Per Federico la donna è un "essere" atomico dotato di forze straordinarie e anche di debolezze estreme. Forza creatrice ma, al tempo stesso, elemento sessuale in cui valgono le declinazioni, tutte, che lui stesso da al ventre. In quel luogo ancestrale e magico, conosciuto per alcuni versi ma sconosciuto per altri, avvengono tutte le fasi della vita. Dalla nascita, passando per la fecondazione ed ancora prima per l'amore che muove quell'atto materiale, anche quando è ridotto a puro sesso, ed ancora passano per quell'antro, che è buio e luce insieme, avviene altresì il mutamento, l'evoluzione ed anche il lutto. 

In questo la donna ha, rispetto all'uomo che non lo possiede, una visione dell'esistenza a 360 gradi in ogni sua minima consistenza, fatalmente sanguigna, nella duplice accezione di Grande Madre - come divinità femminile primordiale rinvenibile nelle popolazioni preistoriche e la cui figura rimanda al simbolismo materno della creatività, della nascita, della fertilità, della sessualità, del nutrimento e della crescita, continuò ad essere conosciuta (per i Fenici era Ashtoreth, per gli Egizi era Hathor, per i Greci era Cibele ed esprimeva l'interminabile ciclo di nascita-sviluppo-maturità-declino-morte-rigenerazione) - e anche in quella demoniaca di Lilith - il demone femminile associato alla tempesta, ritenuto portatore di disgrazia, malattia e morte, rappresentata da un insieme di demoni e spiriti legati al vento e alla tempesta e che nell'Ebraismo era demone notturno, una civetta che lancia il suo urlo capace di portare danno ai bambini di sesso maschile e caratterizzata dagli aspetti della femminilità considerati negativi: adulterio, stregoneria e lussuria. Una figura questa che, associata al concetto della Grande Madre, alla fine dell'Ottocento, in parallelo alla crescente emancipazione femminile nel mondo occidentale, diventa il simbolo del femminile che non si assoggetta al maschile.
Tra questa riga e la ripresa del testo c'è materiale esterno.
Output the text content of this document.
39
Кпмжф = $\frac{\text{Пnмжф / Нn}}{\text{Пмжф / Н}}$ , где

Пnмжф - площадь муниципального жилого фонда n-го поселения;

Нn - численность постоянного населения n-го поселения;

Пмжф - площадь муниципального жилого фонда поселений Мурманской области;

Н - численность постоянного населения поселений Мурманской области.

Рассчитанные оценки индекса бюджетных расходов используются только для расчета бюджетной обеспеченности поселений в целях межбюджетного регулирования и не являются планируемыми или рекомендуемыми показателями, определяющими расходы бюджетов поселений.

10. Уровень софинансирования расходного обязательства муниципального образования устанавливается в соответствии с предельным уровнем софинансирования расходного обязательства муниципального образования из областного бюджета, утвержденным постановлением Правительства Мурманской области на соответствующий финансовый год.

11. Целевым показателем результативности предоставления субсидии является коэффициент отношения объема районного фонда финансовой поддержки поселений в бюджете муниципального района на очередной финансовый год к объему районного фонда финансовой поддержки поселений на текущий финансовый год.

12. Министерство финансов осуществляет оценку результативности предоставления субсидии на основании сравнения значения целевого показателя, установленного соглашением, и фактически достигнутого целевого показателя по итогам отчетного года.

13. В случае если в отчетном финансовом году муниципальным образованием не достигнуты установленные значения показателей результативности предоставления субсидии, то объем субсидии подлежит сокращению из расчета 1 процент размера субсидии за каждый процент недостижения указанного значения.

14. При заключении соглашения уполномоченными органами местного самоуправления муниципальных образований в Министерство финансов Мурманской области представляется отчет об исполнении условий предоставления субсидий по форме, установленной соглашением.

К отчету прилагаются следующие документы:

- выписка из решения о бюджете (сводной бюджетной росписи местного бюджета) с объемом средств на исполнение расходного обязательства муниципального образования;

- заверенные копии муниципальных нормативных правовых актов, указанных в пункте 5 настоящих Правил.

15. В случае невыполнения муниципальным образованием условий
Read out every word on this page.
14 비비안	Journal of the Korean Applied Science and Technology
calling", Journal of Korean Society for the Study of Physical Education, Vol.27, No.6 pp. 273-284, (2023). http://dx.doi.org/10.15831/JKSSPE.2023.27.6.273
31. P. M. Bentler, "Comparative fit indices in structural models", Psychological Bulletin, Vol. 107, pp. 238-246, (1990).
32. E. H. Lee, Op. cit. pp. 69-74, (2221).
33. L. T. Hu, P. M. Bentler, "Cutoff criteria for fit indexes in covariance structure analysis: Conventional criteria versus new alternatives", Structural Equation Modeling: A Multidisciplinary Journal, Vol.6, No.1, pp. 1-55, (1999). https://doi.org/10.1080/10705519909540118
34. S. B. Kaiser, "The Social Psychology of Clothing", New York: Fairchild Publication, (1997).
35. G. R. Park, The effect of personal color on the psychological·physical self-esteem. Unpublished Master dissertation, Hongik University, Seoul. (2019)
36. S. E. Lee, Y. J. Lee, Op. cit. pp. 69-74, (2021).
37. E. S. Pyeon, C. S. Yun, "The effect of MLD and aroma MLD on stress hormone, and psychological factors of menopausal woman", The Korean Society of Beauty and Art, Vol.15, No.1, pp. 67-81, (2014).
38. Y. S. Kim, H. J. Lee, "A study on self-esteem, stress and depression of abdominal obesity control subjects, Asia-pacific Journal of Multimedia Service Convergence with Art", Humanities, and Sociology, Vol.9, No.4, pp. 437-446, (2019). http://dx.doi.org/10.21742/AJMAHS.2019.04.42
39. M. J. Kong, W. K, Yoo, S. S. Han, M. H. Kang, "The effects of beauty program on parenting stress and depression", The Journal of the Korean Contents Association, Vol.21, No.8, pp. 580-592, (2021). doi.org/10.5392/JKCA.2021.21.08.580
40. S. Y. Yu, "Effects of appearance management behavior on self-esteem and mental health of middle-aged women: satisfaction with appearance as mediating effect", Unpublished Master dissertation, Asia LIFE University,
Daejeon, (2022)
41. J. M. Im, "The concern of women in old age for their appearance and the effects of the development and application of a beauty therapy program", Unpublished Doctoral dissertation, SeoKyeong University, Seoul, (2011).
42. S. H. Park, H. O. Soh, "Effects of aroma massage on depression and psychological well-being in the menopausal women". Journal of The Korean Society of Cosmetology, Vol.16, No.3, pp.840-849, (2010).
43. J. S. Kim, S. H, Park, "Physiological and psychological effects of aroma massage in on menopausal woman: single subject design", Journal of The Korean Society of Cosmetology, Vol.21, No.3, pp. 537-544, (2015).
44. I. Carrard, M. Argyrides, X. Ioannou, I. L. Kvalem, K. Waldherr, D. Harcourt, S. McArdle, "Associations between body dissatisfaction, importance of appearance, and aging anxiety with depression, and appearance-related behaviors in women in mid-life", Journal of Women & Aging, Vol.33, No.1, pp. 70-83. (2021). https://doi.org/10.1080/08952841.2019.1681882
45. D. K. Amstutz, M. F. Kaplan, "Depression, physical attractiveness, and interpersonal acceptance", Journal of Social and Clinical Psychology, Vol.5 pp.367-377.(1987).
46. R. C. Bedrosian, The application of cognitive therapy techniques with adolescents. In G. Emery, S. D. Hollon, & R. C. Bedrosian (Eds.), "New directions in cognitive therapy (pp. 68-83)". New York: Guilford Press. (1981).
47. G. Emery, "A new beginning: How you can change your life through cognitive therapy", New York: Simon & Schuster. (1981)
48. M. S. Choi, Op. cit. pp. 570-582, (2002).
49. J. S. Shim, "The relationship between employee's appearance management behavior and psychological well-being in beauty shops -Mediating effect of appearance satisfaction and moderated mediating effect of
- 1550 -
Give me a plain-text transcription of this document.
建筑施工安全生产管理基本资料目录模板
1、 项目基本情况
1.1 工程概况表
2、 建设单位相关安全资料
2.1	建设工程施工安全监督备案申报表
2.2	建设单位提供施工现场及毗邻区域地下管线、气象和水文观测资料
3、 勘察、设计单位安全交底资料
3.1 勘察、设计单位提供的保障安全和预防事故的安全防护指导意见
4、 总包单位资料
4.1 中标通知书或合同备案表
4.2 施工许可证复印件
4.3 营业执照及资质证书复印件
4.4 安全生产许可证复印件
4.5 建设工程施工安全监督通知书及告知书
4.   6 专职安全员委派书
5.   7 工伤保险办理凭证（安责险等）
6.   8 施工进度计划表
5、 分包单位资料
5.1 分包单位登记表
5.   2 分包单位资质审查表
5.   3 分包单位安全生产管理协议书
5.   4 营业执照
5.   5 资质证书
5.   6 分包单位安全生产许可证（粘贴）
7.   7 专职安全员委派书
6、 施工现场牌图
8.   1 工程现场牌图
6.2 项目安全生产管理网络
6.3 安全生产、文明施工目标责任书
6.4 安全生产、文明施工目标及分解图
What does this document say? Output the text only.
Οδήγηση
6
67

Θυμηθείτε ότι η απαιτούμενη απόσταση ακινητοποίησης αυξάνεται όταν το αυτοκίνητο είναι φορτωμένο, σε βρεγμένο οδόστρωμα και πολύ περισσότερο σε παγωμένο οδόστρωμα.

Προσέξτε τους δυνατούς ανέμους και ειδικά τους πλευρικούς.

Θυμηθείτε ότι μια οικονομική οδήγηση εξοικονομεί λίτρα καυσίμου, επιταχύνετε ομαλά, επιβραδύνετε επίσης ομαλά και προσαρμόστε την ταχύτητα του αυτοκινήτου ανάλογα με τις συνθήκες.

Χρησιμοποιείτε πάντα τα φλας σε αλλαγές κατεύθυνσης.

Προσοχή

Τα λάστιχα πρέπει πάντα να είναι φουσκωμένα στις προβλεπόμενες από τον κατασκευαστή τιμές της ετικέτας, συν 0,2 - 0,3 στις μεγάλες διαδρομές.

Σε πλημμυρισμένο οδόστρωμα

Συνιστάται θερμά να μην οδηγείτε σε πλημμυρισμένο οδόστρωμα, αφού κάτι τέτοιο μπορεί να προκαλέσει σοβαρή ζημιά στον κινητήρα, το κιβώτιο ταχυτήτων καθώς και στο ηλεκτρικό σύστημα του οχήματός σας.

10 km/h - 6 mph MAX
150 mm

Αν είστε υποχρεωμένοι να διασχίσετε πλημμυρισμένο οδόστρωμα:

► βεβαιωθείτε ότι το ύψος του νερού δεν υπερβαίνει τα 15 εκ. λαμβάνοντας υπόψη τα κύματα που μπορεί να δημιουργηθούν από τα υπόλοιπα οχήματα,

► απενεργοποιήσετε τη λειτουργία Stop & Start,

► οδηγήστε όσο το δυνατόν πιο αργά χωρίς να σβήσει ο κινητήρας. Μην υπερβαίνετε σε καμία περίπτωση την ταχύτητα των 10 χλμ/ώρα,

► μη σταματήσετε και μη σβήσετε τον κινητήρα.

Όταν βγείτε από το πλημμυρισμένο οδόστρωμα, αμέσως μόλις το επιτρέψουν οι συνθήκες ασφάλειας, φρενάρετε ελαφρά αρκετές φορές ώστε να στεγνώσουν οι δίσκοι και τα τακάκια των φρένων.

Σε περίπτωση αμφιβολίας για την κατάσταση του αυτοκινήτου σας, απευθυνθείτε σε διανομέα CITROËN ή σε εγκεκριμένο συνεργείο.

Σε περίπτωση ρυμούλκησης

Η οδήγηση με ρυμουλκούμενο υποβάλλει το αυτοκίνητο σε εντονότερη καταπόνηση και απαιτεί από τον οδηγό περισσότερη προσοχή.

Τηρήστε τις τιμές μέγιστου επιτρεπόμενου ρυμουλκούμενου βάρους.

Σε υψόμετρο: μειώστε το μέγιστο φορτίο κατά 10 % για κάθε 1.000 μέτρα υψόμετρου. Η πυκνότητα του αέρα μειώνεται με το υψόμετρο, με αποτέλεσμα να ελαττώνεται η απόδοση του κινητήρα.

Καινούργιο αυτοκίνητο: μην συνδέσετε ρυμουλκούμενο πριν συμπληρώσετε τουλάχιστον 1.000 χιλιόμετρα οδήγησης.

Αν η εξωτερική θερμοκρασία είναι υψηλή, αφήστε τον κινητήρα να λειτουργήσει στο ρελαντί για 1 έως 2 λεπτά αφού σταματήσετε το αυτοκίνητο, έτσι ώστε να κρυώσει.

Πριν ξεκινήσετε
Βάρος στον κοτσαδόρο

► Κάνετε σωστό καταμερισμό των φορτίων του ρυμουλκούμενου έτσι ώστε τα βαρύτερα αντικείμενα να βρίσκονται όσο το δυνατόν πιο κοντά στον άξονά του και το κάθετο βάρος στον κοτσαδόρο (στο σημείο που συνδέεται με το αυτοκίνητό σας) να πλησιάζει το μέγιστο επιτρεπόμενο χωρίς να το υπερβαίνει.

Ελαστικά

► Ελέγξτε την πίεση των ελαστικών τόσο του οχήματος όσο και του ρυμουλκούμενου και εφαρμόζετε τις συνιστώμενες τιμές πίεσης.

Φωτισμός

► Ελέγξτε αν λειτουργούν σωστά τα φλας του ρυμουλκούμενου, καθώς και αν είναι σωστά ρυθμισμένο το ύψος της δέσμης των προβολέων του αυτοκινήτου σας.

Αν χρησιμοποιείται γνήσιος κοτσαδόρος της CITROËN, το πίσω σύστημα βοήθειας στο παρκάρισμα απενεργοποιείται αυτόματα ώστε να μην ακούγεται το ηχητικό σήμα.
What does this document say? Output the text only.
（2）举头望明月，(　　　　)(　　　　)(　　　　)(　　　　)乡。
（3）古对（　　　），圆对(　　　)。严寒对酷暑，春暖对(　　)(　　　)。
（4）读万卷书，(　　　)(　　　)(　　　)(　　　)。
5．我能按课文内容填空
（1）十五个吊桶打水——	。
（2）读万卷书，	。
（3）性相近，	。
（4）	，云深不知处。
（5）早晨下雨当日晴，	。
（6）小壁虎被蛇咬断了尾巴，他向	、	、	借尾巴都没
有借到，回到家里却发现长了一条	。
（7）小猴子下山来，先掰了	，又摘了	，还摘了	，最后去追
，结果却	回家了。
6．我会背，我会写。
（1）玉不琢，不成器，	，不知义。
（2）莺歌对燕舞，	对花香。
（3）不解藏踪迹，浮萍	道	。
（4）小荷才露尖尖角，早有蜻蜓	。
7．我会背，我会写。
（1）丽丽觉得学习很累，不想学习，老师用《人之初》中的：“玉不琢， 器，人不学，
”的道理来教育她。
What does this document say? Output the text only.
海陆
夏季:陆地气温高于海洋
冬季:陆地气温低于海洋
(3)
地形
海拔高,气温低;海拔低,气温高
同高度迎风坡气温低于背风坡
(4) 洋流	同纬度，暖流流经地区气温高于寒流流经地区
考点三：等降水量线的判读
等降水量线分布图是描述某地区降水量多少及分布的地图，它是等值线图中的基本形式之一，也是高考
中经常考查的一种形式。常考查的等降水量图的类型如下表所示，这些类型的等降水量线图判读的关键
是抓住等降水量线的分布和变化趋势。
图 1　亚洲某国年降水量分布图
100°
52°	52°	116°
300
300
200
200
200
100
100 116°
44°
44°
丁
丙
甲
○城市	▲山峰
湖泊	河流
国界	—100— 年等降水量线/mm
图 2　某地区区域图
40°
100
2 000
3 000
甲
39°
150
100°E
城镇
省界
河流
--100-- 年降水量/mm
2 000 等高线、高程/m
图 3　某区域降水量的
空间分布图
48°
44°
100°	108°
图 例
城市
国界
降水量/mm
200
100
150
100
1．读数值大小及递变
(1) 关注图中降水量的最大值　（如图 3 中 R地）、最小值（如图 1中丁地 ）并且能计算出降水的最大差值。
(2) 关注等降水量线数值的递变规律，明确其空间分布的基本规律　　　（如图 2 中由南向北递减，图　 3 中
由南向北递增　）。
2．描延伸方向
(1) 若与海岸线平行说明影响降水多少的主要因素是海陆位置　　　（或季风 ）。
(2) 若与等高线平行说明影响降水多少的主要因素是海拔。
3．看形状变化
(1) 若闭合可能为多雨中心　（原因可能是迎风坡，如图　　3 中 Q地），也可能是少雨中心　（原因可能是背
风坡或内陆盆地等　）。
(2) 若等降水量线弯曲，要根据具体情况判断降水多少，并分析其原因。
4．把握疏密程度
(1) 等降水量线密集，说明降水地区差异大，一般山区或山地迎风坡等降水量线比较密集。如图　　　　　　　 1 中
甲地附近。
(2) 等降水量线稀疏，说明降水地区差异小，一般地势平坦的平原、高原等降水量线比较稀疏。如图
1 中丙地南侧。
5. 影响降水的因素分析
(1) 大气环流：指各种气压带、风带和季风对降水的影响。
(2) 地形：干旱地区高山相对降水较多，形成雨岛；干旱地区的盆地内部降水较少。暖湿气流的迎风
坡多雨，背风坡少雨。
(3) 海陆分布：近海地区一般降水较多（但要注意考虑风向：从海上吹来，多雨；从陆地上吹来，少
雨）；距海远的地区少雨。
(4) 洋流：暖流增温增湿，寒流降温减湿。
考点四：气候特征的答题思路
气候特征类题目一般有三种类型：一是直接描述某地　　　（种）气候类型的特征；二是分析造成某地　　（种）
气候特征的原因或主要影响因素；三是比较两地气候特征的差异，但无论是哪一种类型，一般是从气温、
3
La sintesi di quest'opera [a mio avviso straordinaria e innovativa] può essere ricondotta a una sola parola: metempsýkhosis ossia "trasmigrazione dell’anima" [da metempsychôusthai: trasmigrare da un corpo a un altro + da émpsykhos "essere animato" + psykhé "anima" col prefisso en che vuol dire "in" unito al prefisso prefisso meta che vuol dire "oltre"] di una, cento, mille donne nella mente del poeta e che, come tanti personaggi in cerca d'autore, lo hanno convinto a raccontarle, a farle venire alla luce.  

*Dal latino tardo euphònia, dal greco euphonía, composto di êu 'bene' e phoné 'voce'. ... In sé l'eufonico racconta ciò che produce un gradevole effetto all'udito, e si oppone al cacofonico.